В любой иной ситуации Джон Иванович рассмеялся бы в ответ да отправился в гости к Зюзевякину, чтобы за курением очередной сигары пообсуждать эти фантастические и столь глупые, на взгляд любого здравомыслящего человека, чудеса, но, как оказалось, относиться так к подобным глупостям можно лишь тогда, когда происходят они не с тобой. Да, не с тобой, подумал Каблуков, отбрасывая ненужные ему кавычки, придержал поводья на очередном повороте, поежился от озноба — утро ведь, еще холодно, везде лежит иней, на траве, на кустарниках, на деревьях, на самой тропинке, впрочем, мгновенно превращаясь в черные проплешины под копытами лошади, и сколько вот так еще ехать, и куда в конце концов они попадут с Абеляром, что это за Римская Империя! Боже, подумал Каблуков, ну и влип я, может, надо было просто пойти к врачу–сексологу (или, на худой конец, к эротологу), попринимать процедуры, бросить выпивку, сократиться в курении, заняться спортом, хотя бы зарядку делать по утрам, да еще бег — ведь это великое дело, бег, есть у Каблукова один знакомый математик, который, вдобавок ко всему, занимается историческими штудиями. Так вот он, этот матоисторик, бегает. Каждый день, то утром, то вечером, бегает и никакой импотенцией не страдает. А может, страдает, вдруг задумался Каблуков, опять отбрасывая ненужные кавычки и вопросительный знак. Вдруг страдает и только ничего об этом не говорит. Страдает молча. Молчит и страдает. Этакий молчащий Страдивариус. Покурить бы, подумал Каблуков, с тоской вспоминая хорошо обкуренную трубку, забытую в княжеском замке. — Загляни в сумку, — не поворачивая головы, посоветовал Абеляр. Джон Иванович заглянул в сумку, не останавливая лошадь, даже не придерживая поводья, ловко все же намастрячился (всегда можно найти подходящее словцо) ездить верхом за эти несколько дней, так вот, Джон Иванович заглянул в сумку и обнаружил там запечатанную коробку сигар «корона–корона». Абеляр хохотнул и вновь бросил Каблукову коротенькую фразу: — Привет от князя, с пожеланием успехов! — Каблуков не удивился, за последнюю неделю, с того самого момента, как Лизкин вертолет завис над его дачным участком, он вообще перестал чему–либо удивляться, вот только стало ему еще печальней, ибо какой он, к черту/дьяволу, маг и мистик, если этаким беспомощным тюхтей трясется в седле и ничего, абсолютно ничегошеньки не может сделать сам.

— Долго нам еще? — мрачно спросил Д. К. Абеляра, раскуривая сигару.

— Потерпи, — ответил ему единорог (бывший единорог, если быть точнее, а лучше так — бывший на сей момент), — скоро доберемся до реки.

— Господи, — пробормотал себе под нос Джон Иванович, — еще река какая–то взялась, что нам на реке–то делать?

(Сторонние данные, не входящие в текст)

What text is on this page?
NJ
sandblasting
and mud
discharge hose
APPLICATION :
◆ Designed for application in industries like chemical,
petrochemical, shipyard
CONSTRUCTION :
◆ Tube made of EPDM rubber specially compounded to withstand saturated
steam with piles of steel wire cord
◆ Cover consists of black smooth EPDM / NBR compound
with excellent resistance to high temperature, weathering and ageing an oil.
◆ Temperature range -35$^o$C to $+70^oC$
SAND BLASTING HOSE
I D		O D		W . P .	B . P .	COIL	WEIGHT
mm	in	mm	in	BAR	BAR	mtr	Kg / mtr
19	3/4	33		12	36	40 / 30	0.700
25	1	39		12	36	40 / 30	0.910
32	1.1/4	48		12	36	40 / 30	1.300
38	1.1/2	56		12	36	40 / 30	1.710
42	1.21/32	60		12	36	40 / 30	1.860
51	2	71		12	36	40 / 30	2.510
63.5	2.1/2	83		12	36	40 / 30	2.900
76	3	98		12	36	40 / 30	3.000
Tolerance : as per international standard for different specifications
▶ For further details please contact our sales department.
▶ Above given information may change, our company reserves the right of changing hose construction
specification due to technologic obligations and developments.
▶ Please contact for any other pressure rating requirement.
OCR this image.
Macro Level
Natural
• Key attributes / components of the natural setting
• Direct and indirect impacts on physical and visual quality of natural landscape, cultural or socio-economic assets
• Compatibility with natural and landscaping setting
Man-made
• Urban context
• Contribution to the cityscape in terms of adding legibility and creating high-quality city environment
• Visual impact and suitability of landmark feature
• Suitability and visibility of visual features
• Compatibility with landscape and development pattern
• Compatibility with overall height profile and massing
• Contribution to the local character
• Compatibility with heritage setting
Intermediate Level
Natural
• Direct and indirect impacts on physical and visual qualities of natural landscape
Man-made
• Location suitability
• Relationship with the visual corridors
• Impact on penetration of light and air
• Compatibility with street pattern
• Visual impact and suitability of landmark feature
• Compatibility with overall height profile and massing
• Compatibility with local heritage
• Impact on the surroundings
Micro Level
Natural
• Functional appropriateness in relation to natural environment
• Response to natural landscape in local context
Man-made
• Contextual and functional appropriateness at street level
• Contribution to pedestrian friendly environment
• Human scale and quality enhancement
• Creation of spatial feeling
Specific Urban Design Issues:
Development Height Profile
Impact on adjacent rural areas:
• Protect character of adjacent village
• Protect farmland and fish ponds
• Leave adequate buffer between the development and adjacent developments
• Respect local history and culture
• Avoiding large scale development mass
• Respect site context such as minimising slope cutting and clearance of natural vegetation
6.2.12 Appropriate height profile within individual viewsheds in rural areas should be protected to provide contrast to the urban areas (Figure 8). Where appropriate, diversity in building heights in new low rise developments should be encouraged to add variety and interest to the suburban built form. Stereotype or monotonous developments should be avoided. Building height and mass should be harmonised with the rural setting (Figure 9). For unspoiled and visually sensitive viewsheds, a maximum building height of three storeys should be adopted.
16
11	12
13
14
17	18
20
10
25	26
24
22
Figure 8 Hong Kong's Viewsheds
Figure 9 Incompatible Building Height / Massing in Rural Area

— Плыть. — коротко ответил Абеляр.

Вскоре они действительно добрались до реки, тропинка вынырнула к ней незаметно, кончился лес, начался береговой склон, а вот и сама река — широкая, быстрая, ни одной лодчонки на поверхности воды, ни влево, ни вправо, ни одной деревушки по берегу, пустынная река в пустынных берегах, тоска подбирается к сердцу, когда смотришь на эти серые, быстро бегущие волны, солнца не видно, низкое небо, суровые облака, стало теплее, но не намного, тоска от сердца бежит куда–то вверх, вот уже хватает за горло сильной и мощной дланью, слезай с коня, мягко и нежно говорит Каблукову Абеляр.

Каблуков спешивается, конь фыркает, косит на Каблукова своим большим и влажным глазом, а потом трусит в сторону, где уже пасется абеляровский иноходец. — Тут их и оставим? — спрашивает Д. К.

— Не с собой же брать, — говорит Абеляр, а потом добавляет: — не волнуйся, не пропадут! — И тут единорог (бывший единорог, а ныне доблестный рыцарь) вдруг засовывает два пальца в рот и разражается мощным и оглушительным свистом.